Interestingly, the company has raised more than it needs in this new issue: it raised a total of C$48.3M (so let’s say C$46M after expenses) while there are only C$34.5M of the 2019 debentures outstanding. This means there will be a "surplus" of C$11.5M which will likely be used to repay the bank debt.
Investment thesis
I participated in the IPO of the newest series of convertible debentures for a rather substantial amount (which is higher than my position size in the Series A debentures), as I like the risk/reward ratio of this new issue. Although a lot can happen in the next few years, I am confident Surge Energy will now allocate capital based on its needs and its commitment to first reduce the net debt before increasing the total amount of shareholder rewards is very encouraging.
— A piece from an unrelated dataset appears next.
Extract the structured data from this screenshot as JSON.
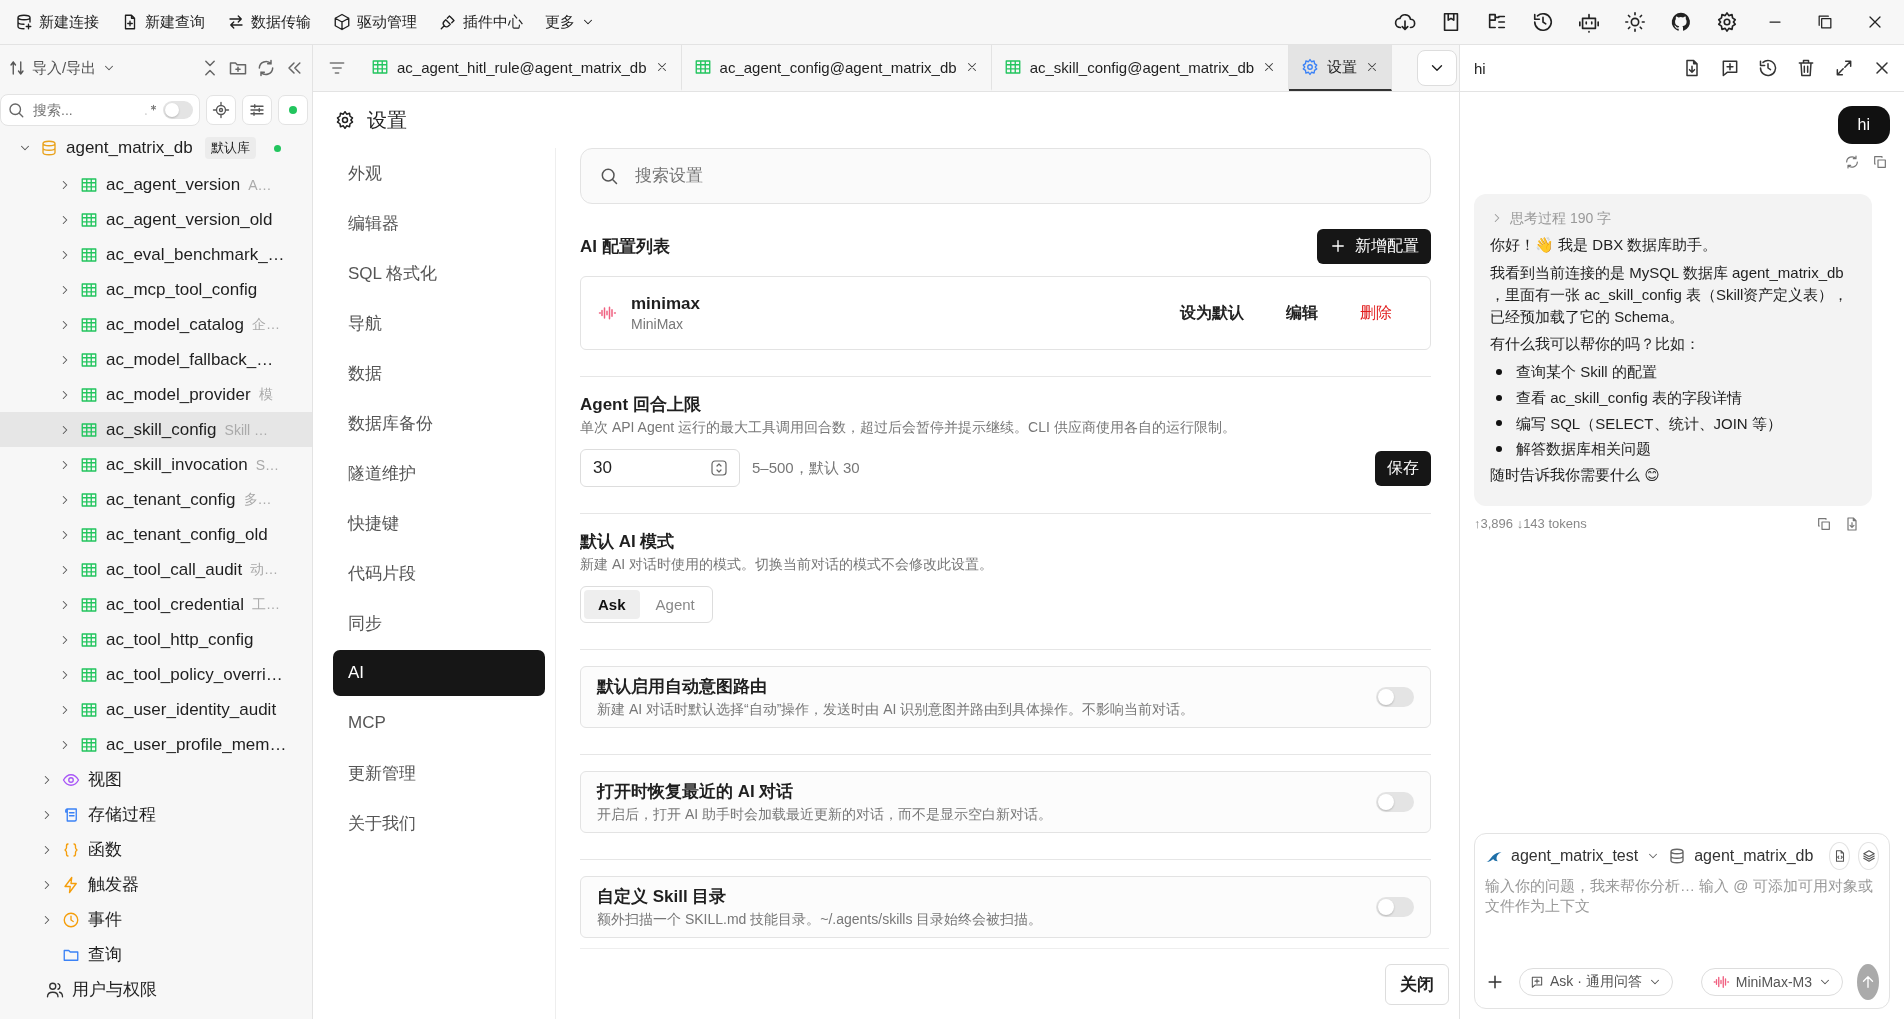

So, while I now have kicked the maturity date of my debentures down to 2028 and all other debt, including the term debt, will mature before my debentures, I think Surge Energy won’t have any issues refinancing its existing debt in the current oil price climate. Additionally, the net debt should continue to decrease pretty substantially in the next few quarters as the majority of the free cash flow will still be used for debt reduction.
I currently have no position in the common shares of Surge Energy Inc., but I have a substantial long position in the company’s debentures.